University of Michigan Professor Derek Peterson (History, Afroamerican & African Studies) will serve as principal investigator for “Repositioning the Uganda Museum,” working with a team of colleagues to repatriate objects from the University of Cambridge Museum of Archaeology and Anthropology (MAA) to the Uganda Museum in Kampala.
The project was recently awarded a $100,000 grant from The Andrew W. Mellon Foundation.
The project team will select a set of artifacts from the Cambridge museum, repatriate them to Uganda, conduct research on their history and provenance, and exhibit them in the Uganda Museum, East Africa’s oldest museum. Makerere University graduate students will assist with research. The project is one small step in the larger campaign to undo the legacy of collecting in the colonial era.
“We want to put these objects back into the hands of people who made them meaningful,” said Peterson. “We want them to live again, not only as museum pieces but as part of Uganda’s public culture.”
“Repositioning the Uganda Museum” will repatriate several dozen artifacts, a small subset of the hundreds of thousands of objects taken from Africa in the colonial era. The project’s biggest legacy might be establishing a set of recommendations that will guide future repatriation efforts, including research and provenance, exhibition, storage, training, and programming. The idea is to create a sustainable model that other African museums might adopt.
“Uganda is looking forward to this grant, the first of its kind towards restitution,” said Rose Mwanja Nkaale, Uganda’s commissioner for museums and monuments
“‘Bringing these items back—and attracting those from around the diaspora to see them on the continent—will also help people come to terms with their own collective memory, celebrate their rich histories and identities, and be able to pass this on to future generations.”
The project timeline calls for the MAA objects to be relocated to the Uganda Museum by the end of 2022. In early 2023, the team will begin research and exhibit design, with the exhibit opening later that year. In 2024 a conference will invite scholars and museum curators from Uganda, surrounding countries, and U-M to reflect on the exhibit and project. Two publications will come from these efforts, an exhibition catalog and an open-access white paper on the project itself.

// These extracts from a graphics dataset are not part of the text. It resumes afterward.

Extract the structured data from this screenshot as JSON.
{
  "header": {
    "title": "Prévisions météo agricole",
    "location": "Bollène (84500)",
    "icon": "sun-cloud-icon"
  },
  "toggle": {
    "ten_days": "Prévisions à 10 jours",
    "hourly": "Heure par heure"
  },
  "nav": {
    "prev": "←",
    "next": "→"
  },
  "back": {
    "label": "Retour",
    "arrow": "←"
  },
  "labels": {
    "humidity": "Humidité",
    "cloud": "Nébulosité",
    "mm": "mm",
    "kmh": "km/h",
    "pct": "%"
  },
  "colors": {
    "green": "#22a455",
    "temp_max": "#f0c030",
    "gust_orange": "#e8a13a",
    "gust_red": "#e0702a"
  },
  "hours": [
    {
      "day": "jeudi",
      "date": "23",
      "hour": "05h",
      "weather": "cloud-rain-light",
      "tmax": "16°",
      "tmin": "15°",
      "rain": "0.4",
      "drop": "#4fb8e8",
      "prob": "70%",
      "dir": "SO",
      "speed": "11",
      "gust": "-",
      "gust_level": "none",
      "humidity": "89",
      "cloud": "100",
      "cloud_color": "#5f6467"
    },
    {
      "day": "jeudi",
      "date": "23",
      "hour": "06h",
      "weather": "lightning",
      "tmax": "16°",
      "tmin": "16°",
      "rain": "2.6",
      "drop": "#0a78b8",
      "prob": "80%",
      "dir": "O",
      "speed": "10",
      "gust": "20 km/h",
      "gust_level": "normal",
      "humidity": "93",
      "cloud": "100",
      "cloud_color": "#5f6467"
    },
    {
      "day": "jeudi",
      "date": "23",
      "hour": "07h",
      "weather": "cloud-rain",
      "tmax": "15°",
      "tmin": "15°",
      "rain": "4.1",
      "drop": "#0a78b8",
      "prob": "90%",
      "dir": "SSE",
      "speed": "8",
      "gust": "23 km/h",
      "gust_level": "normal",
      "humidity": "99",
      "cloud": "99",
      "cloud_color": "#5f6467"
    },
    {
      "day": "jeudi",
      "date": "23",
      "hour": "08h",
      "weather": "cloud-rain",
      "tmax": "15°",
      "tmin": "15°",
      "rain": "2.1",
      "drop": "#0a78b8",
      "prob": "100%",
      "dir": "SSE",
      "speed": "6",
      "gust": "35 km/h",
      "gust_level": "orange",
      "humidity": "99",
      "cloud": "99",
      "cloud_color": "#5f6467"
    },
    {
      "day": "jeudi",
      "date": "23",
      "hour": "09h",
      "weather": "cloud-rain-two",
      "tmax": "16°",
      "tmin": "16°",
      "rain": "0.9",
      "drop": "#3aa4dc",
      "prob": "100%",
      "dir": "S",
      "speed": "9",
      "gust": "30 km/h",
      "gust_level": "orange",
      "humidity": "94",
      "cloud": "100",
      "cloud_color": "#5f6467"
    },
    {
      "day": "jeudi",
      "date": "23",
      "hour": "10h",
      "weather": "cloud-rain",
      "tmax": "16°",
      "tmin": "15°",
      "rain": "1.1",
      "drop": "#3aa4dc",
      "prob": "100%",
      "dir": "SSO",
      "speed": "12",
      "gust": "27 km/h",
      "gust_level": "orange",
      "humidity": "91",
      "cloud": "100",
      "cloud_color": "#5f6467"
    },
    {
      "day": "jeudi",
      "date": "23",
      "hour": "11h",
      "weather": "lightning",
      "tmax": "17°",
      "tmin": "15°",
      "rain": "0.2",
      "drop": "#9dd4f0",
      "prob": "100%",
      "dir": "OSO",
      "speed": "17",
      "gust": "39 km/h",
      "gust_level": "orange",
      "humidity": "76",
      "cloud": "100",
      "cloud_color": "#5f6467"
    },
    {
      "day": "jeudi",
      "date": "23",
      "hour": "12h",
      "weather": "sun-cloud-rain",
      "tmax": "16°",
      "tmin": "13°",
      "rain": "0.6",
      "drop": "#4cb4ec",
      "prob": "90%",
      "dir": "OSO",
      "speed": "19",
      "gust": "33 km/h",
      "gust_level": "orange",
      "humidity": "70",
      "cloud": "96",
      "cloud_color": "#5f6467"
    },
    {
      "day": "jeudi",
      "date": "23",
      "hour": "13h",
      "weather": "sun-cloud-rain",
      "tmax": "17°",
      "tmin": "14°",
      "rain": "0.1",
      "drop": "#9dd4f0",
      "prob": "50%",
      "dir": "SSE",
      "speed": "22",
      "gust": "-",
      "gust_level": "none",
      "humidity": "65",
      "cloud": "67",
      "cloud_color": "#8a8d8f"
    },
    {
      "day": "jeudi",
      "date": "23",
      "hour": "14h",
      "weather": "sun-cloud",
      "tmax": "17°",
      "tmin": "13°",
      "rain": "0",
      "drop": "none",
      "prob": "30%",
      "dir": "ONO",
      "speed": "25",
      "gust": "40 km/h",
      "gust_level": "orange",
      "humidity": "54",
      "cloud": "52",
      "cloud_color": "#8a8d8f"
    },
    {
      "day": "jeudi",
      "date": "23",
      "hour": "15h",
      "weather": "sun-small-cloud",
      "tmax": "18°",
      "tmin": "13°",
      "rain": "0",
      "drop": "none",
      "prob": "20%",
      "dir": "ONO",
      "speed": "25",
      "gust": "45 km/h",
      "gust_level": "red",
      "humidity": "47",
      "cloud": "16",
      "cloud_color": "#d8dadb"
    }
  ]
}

“These objects have been dislocated both in space and in time,” said Peterson. “Colonial-era collectors took them out of Ugandans’ hands and made them into specimens of ethnic identity. We want to put them back into the hands of the people who made them meaningful, to open up dialogues about the onward course of families, clans, and professions.”

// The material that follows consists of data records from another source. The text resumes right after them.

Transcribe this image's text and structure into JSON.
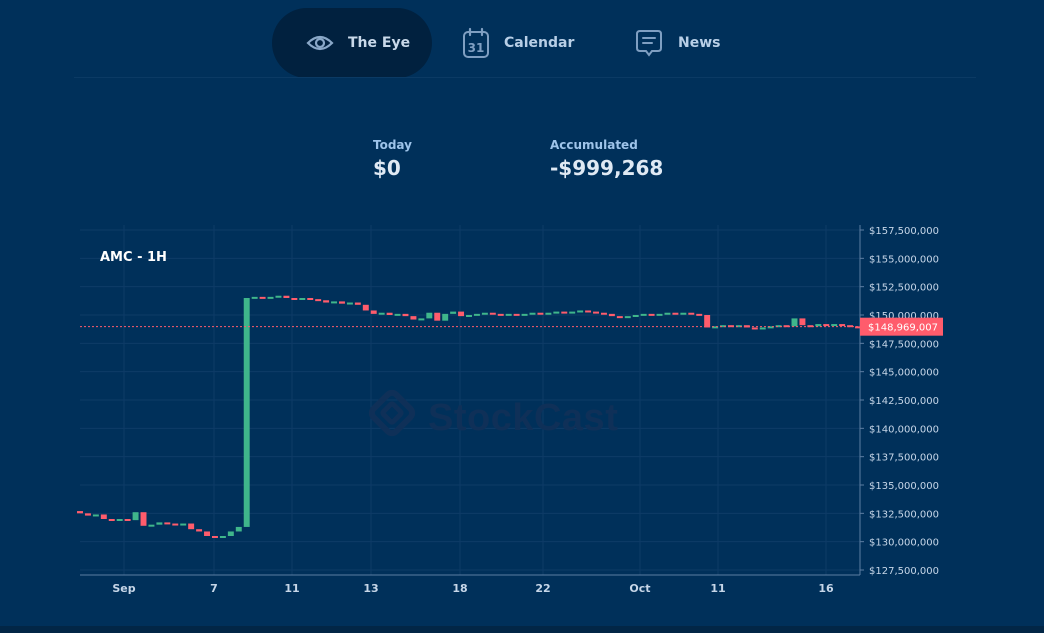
{
  "nav": {
    "tabs": [
      {
        "label": "The Eye",
        "icon": "eye-icon",
        "active": true
      },
      {
        "label": "Calendar",
        "icon": "calendar-icon",
        "icon_text": "31",
        "active": false
      },
      {
        "label": "News",
        "icon": "news-icon",
        "active": false
      }
    ]
  },
  "stats": {
    "today_label": "Today",
    "today_value": "$0",
    "accumulated_label": "Accumulated",
    "accumulated_value": "-$999,268"
  },
  "chart": {
    "symbol_label": "AMC - 1H",
    "watermark": "StockCast",
    "current_price_label": "$148,969,007"
  },
  "colors": {
    "background": "#00305a",
    "up": "#3fb68b",
    "down": "#ff5c6c",
    "price_tag": "#ff5c6c"
  },
  "chart_data": {
    "type": "candlestick",
    "title": "AMC - 1H",
    "y_ticks": [
      "$157,500,000",
      "$155,000,000",
      "$152,500,000",
      "$150,000,000",
      "$147,500,000",
      "$145,000,000",
      "$142,500,000",
      "$140,000,000",
      "$137,500,000",
      "$135,000,000",
      "$132,500,000",
      "$130,000,000",
      "$127,500,000"
    ],
    "y_tick_values": [
      157500000,
      155000000,
      152500000,
      150000000,
      147500000,
      145000000,
      142500000,
      140000000,
      137500000,
      135000000,
      132500000,
      130000000,
      127500000
    ],
    "x_ticks": [
      "Sep",
      "7",
      "11",
      "13",
      "18",
      "22",
      "Oct",
      "11",
      "16"
    ],
    "ylim": [
      127000000,
      157700000
    ],
    "last_price": 148969007,
    "grid": true,
    "candles": [
      {
        "o": 132700000,
        "c": 132500000
      },
      {
        "o": 132500000,
        "c": 132300000
      },
      {
        "o": 132300000,
        "c": 132400000
      },
      {
        "o": 132400000,
        "c": 132000000
      },
      {
        "o": 132000000,
        "c": 131900000
      },
      {
        "o": 131900000,
        "c": 132000000
      },
      {
        "o": 132000000,
        "c": 131900000
      },
      {
        "o": 131900000,
        "c": 132600000
      },
      {
        "o": 132600000,
        "c": 131400000
      },
      {
        "o": 131400000,
        "c": 131500000
      },
      {
        "o": 131500000,
        "c": 131700000
      },
      {
        "o": 131700000,
        "c": 131600000
      },
      {
        "o": 131600000,
        "c": 131500000
      },
      {
        "o": 131500000,
        "c": 131600000
      },
      {
        "o": 131600000,
        "c": 131100000
      },
      {
        "o": 131100000,
        "c": 130900000
      },
      {
        "o": 130900000,
        "c": 130500000
      },
      {
        "o": 130500000,
        "c": 130400000
      },
      {
        "o": 130400000,
        "c": 130500000
      },
      {
        "o": 130500000,
        "c": 130900000
      },
      {
        "o": 130900000,
        "c": 131300000
      },
      {
        "o": 131300000,
        "c": 151500000
      },
      {
        "o": 151500000,
        "c": 151600000
      },
      {
        "o": 151600000,
        "c": 151500000
      },
      {
        "o": 151500000,
        "c": 151600000
      },
      {
        "o": 151600000,
        "c": 151700000
      },
      {
        "o": 151700000,
        "c": 151500000
      },
      {
        "o": 151500000,
        "c": 151400000
      },
      {
        "o": 151400000,
        "c": 151500000
      },
      {
        "o": 151500000,
        "c": 151400000
      },
      {
        "o": 151400000,
        "c": 151300000
      },
      {
        "o": 151300000,
        "c": 151100000
      },
      {
        "o": 151100000,
        "c": 151200000
      },
      {
        "o": 151200000,
        "c": 151000000
      },
      {
        "o": 151000000,
        "c": 151100000
      },
      {
        "o": 151100000,
        "c": 150900000
      },
      {
        "o": 150900000,
        "c": 150400000
      },
      {
        "o": 150400000,
        "c": 150100000
      },
      {
        "o": 150100000,
        "c": 150200000
      },
      {
        "o": 150200000,
        "c": 150000000
      },
      {
        "o": 150000000,
        "c": 150100000
      },
      {
        "o": 150100000,
        "c": 149900000
      },
      {
        "o": 149900000,
        "c": 149600000
      },
      {
        "o": 149600000,
        "c": 149700000
      },
      {
        "o": 149700000,
        "c": 150200000
      },
      {
        "o": 150200000,
        "c": 149500000
      },
      {
        "o": 149500000,
        "c": 150100000
      },
      {
        "o": 150100000,
        "c": 150300000
      },
      {
        "o": 150300000,
        "c": 149900000
      },
      {
        "o": 149900000,
        "c": 150000000
      },
      {
        "o": 150000000,
        "c": 150100000
      },
      {
        "o": 150100000,
        "c": 150200000
      },
      {
        "o": 150200000,
        "c": 150100000
      },
      {
        "o": 150100000,
        "c": 150000000
      },
      {
        "o": 150000000,
        "c": 150100000
      },
      {
        "o": 150100000,
        "c": 150000000
      },
      {
        "o": 150000000,
        "c": 150100000
      },
      {
        "o": 150100000,
        "c": 150200000
      },
      {
        "o": 150200000,
        "c": 150100000
      },
      {
        "o": 150100000,
        "c": 150200000
      },
      {
        "o": 150200000,
        "c": 150300000
      },
      {
        "o": 150300000,
        "c": 150200000
      },
      {
        "o": 150200000,
        "c": 150300000
      },
      {
        "o": 150300000,
        "c": 150400000
      },
      {
        "o": 150400000,
        "c": 150300000
      },
      {
        "o": 150300000,
        "c": 150200000
      },
      {
        "o": 150200000,
        "c": 150100000
      },
      {
        "o": 150100000,
        "c": 149900000
      },
      {
        "o": 149900000,
        "c": 149800000
      },
      {
        "o": 149800000,
        "c": 149900000
      },
      {
        "o": 149900000,
        "c": 150000000
      },
      {
        "o": 150000000,
        "c": 150100000
      },
      {
        "o": 150100000,
        "c": 150000000
      },
      {
        "o": 150000000,
        "c": 150100000
      },
      {
        "o": 150100000,
        "c": 150200000
      },
      {
        "o": 150200000,
        "c": 150100000
      },
      {
        "o": 150100000,
        "c": 150200000
      },
      {
        "o": 150200000,
        "c": 150100000
      },
      {
        "o": 150100000,
        "c": 150000000
      },
      {
        "o": 150000000,
        "c": 148900000
      },
      {
        "o": 148900000,
        "c": 149000000
      },
      {
        "o": 149000000,
        "c": 149100000
      },
      {
        "o": 149100000,
        "c": 149000000
      },
      {
        "o": 149000000,
        "c": 149100000
      },
      {
        "o": 149100000,
        "c": 148900000
      },
      {
        "o": 148900000,
        "c": 148800000
      },
      {
        "o": 148800000,
        "c": 148900000
      },
      {
        "o": 148900000,
        "c": 149000000
      },
      {
        "o": 149000000,
        "c": 149100000
      },
      {
        "o": 149100000,
        "c": 149000000
      },
      {
        "o": 149000000,
        "c": 149700000
      },
      {
        "o": 149700000,
        "c": 149100000
      },
      {
        "o": 149100000,
        "c": 149000000
      },
      {
        "o": 149000000,
        "c": 149200000
      },
      {
        "o": 149200000,
        "c": 149100000
      },
      {
        "o": 149100000,
        "c": 149200000
      },
      {
        "o": 149200000,
        "c": 149100000
      },
      {
        "o": 149100000,
        "c": 149000000
      },
      {
        "o": 149000000,
        "c": 148969007
      }
    ]
  }
}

In the late-nineteenth century, British missionary John Roscoe was in the Kingdom of Buganda—part of present-day Uganda— collecting ethnographic objects and operating partly under the direction of the MAA. At that time, the kingdom was in turmoil, suffering a series of religious wars and increased interference from the Imperial British East Africa Company (Buganda became part of the British Empire in 1900). It was a time of massive political and social transformation. As Protestant Christians gained power, non-Christian practitioners of the old religion were eager to shed any symbol of their prior beliefs. In other words, Roscoe built his collection at a time when the instruments of the old way of life were dramatically devalued.
This was common practice for European empires, who extracted not only raw materials but also art, cultural artifacts, and religious objects from their colonies. At best it was an uneven transaction; at worst, it was outright theft.

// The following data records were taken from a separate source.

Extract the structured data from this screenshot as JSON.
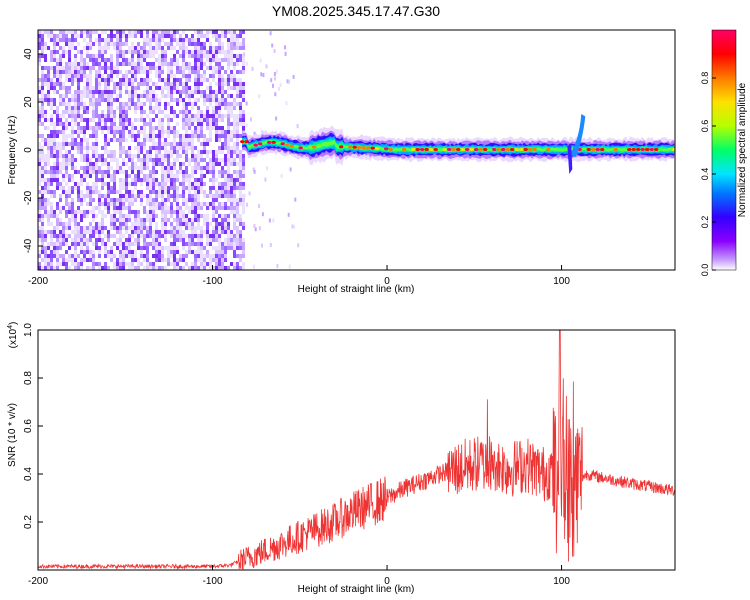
{
  "title": "YM08.2025.345.17.47.G30",
  "chart_data": [
    {
      "type": "heatmap",
      "xlabel": "Height of straight line (km)",
      "ylabel": "Frequency (Hz)",
      "xlim": [
        -200,
        165
      ],
      "ylim": [
        -50,
        50
      ],
      "xticks": [
        -200,
        -100,
        0,
        100
      ],
      "yticks": [
        -40,
        -20,
        0,
        20,
        40
      ],
      "colorbar": {
        "label": "Normalized spectral amplitude",
        "range": [
          0,
          1
        ],
        "ticks": [
          0.0,
          0.2,
          0.4,
          0.6,
          0.8
        ],
        "tick_labels": [
          "0.0",
          "0.2",
          "0.4",
          "0.6",
          "0.8"
        ],
        "colors": [
          "#ffffff",
          "#8a00ff",
          "#3300ff",
          "#0077ff",
          "#00e5ff",
          "#00ff66",
          "#b5ff00",
          "#ffe000",
          "#ff7a00",
          "#ff0000",
          "#ff0066"
        ]
      },
      "regions": [
        {
          "x_range": [
            -200,
            -83
          ],
          "y_range": [
            -50,
            50
          ],
          "amplitude_range": [
            0.0,
            0.15
          ],
          "description_color": "#8a40ff"
        },
        {
          "x_range": [
            -83,
            165
          ],
          "center_frequency_hz": 0,
          "bandwidth_hz": 8,
          "amplitude_range": [
            0.3,
            1.0
          ]
        }
      ]
    },
    {
      "type": "line",
      "xlabel": "Height of straight line (km)",
      "ylabel": "SNR (10 * v/v)",
      "y_multiplier_label": "(x10",
      "y_multiplier_exp": "4",
      "y_multiplier_close": ")",
      "xlim": [
        -200,
        165
      ],
      "ylim": [
        0,
        1.0
      ],
      "xticks": [
        -200,
        -100,
        0,
        100
      ],
      "yticks": [
        0.2,
        0.4,
        0.6,
        0.8,
        1.0
      ],
      "line_color": "#ee3333",
      "series": [
        {
          "x": [
            -200,
            -150,
            -100,
            -90,
            -80,
            -70,
            -60,
            -50,
            -40,
            -30,
            -20,
            -10,
            0,
            10,
            20,
            30,
            35,
            40,
            50,
            60,
            70,
            80,
            90,
            95,
            100,
            105,
            110,
            115,
            120,
            140,
            165
          ],
          "values": [
            0.015,
            0.015,
            0.015,
            0.02,
            0.05,
            0.08,
            0.11,
            0.14,
            0.17,
            0.2,
            0.24,
            0.27,
            0.3,
            0.34,
            0.37,
            0.4,
            0.41,
            0.42,
            0.44,
            0.45,
            0.42,
            0.44,
            0.4,
            0.42,
            0.4,
            0.38,
            0.38,
            0.4,
            0.39,
            0.36,
            0.33
          ]
        }
      ]
    }
  ]
}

The majority of the artifacts Roscoe collected are held in storage in Cambridge. Most have not been displayed. In 1961, the MAA returned a set of sacred artifacts to the Uganda Museum.
“That repatriation was a success—in the sense that the heritage has been on public display in Kampala ever since,” said Professor Nicholas Thomas, MAA director. “But we have been far too slow in following up that initiative. The Mellon Foundation’s support will empower fresh engagement with the Uganda Museum, and will involve both rich academic dialogue, and the return of heritage of exceptional significance.”
The world’s leading museums, including the British Museum and the National Museum of African Art, hold hundreds of thousands of artifacts taken from former colonies in Africa, Asia, and beyond. Despite increasing advocacy from activists, museum professionals, and scholars in their country of origin, only a small percentage has been repatriated. The MAA, like many museums, is adopting a new approach.
“This carefully conceived program will provide a model for similar initiatives elsewhere in Africa, and indeed elsewhere in the World,” said Thomas.
The repatriation of objects from Europe and the United States to African countries will take time and money, especially if the work is both deliberate and collaborative. “Repositioning the Uganda Museum” could be the blueprint for a much wider effort.
“This is a risky project, and there’s a lot at stake,” said Peterson. “The Cambridge curators are giving up part of the collection they have built. The Ugandan curators are trying to find a different framework with which to display ethnographic objects. I’m very pleased to be able to work with both institutions in making new kinds of museums actionable.”